The song includes a pregnant pause before the coda, which modulates up a semitone. Succeeding "Good Lovin'" by the Young Rascals in the number one position, the event marked the first time in the history of the Billboard Hot 100 two songs with pregnant pauses were consecutive number one hits.

On March 2, 1967, the Mamas & the Papas won a Grammy Award for the song, in the category Best Contemporary (R&R) Group Performance, Vocal Or Instrumental. In 2008, the song was inducted into the Grammy Hall of Fame.
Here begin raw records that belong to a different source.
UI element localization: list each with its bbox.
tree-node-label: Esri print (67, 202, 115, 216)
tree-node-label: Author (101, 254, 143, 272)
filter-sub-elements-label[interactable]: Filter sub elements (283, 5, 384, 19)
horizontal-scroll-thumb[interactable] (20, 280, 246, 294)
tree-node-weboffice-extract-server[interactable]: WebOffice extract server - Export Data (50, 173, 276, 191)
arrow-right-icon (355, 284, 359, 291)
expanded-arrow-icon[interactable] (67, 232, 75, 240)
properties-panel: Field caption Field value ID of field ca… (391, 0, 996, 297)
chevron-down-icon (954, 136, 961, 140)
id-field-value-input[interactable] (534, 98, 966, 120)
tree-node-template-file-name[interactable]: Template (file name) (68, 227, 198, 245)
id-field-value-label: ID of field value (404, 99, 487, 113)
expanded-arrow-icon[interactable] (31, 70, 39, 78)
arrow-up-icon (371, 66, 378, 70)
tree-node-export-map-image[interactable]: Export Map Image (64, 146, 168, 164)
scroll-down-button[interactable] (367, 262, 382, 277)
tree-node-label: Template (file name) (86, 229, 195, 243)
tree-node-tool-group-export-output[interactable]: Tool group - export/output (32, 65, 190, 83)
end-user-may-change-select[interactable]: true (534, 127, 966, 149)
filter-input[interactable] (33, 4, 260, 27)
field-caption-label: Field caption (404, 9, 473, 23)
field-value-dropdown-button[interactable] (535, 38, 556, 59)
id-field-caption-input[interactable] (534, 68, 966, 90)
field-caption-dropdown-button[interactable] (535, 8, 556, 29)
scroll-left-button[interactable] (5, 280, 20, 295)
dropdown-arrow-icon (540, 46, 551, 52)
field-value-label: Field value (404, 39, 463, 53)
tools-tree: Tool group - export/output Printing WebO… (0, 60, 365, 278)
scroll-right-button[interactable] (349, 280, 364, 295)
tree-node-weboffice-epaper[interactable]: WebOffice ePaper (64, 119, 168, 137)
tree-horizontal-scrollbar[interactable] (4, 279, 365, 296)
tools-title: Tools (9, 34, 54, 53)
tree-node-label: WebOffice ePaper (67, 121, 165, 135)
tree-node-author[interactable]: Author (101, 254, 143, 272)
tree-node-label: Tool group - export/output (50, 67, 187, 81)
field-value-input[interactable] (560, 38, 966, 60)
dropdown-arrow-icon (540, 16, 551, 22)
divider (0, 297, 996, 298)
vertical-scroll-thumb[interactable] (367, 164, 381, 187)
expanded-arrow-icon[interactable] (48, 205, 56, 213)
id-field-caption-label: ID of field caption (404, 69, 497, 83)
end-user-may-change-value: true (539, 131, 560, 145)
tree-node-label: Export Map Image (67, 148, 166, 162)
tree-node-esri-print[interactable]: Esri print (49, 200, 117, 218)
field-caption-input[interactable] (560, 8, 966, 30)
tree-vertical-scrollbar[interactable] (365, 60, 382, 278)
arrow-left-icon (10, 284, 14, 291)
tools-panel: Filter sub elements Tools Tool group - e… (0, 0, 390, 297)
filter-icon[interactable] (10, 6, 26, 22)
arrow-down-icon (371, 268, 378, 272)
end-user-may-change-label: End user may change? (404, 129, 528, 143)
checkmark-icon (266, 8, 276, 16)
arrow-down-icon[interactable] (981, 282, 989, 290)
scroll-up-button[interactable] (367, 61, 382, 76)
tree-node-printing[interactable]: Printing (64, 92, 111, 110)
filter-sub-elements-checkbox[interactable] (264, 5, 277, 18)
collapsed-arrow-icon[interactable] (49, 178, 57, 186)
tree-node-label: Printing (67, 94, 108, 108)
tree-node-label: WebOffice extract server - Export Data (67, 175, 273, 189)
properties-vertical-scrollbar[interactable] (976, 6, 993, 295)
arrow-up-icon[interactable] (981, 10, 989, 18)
The song was performed at the Monterey International Pop Festival in 1967. The performance was filmed for the movie of the festival, but not included in the final print.

==Chart history==

===Weekly charts===

| Chart (1966) | Peak position |
|---|---|
| Australia | 4 |
| Canada RPM Top Singles | 1 |
| Ireland (IRMA) | 4 |
| New Zealand (Listener) | 4 |
| South Africa (Springbok Radio) | 1 |
| Italy (Musica e Dischi) | 39 |
| UK (The Official Charts Company) | 3 |
| U.S. Billboard Hot 100 | 1 |
| U.S. Cash Box Top 100 | 1 |

===Year-end charts===

| Chart (1966) | Rank |
|---|---|
| UK | 35 |
| U.S. Billboard Hot 100 | 7 |
| U.S. Cash Box | 31 |

==Certifications==

| Region | Certification | Certified units/sales |
| United Kingdom (BPI) Sales since 2005 | Silver | 200,000^{‡} |
| United States (RIAA) | Platinum | 1,000,000^{‡} |
^{‡} Sales+streaming figures based on certification alone.

==Cover versions==
- Petula Clark, on the album I Couldn't Live Without Your Love (1966)
- The Beau Brummels, on the album Beau Brummels '66 (1966)
- Neil Diamond, on the album The Feel of Neil Diamond (1966)
- Jay and the Americans, on the album Livin' Above Your Head (1966)
- Sérgio Mendes, on the album The Great Arrival (1966)
- Marianne Faithfull, on the album Faithfull Forever (1966)
- Mrs. Miller, on the album Will Success Spoil Mrs Miller?! (1966)
- Los Darts "Donde Donde", a Spanish version on the album Los Darts (1966)
- Dee Dee Warwick, B-side on the single of "I'll Be Better Off (Without You)" (1968)
- Lenny Breau, on the album Guitar Sounds from Lenny Breau (1968)
- Herb Alpert and the Tijuana Brass, on the album The Beat of the Brass (1968)
- Ed Ames, on the album Who Will Answer? and Other Songs of Our Time (1968)
- Circus, on the album Circus (1969)
- The Cowsills, on the album The Cowsills in Concert (1969) and on a 1969 appearance on The Johnny Cash Show
- The 5th Dimension, on the album The 5th Dimension/Live!! (1971)
- Dionne Warwick, a previously unreleased recording on the album Only Love Can Break A Heart (1977)
- Galenskaparna och After Shave, Swedish parodic text "Bandy, Bandy" about bandy (1988)
- The Adventures, on the album Lions and Tigers and Bears (1993)
- Hear'Say, on the album Popstars (2001)
- Wilson Phillips three times: a modern rock take on the album California (2004), an a cappella single version the same year, and a straightforward take paying tribute to the original on the album Dedicated (2012)
- Matthew Sweet and Susanna Hoffs, on the album Under the Covers, Vol. 1 (2006)
- Rick Price and Jack Jones, on the album California Dreaming (2017)
- Duane Eddy, instrumental version on the album The Biggest Twang of Them All (1966)

==In popular culture==
- ESPN announcer Chris Berman has referred to Rick Monday as "Monday, Monday".
- The Mamas and the Papas' original version of "Monday, Monday" is heard in a chase scene in the 2010 movie The Other Guys.
- The song is used in one of the Discovery Channel's promos for the reality TV series Dirty Jobs, which ran for eight seasons.
- The Daredevil villain, Typhoid Mary, sings this song when in her "Typhoid" personality.
- ESPN uses the Mamas and the Papas' version in a 2017 TV commercial to promote Monday Night Football.

- The song appears on the soundtrack of Michael Apted's 1974 film Stardust.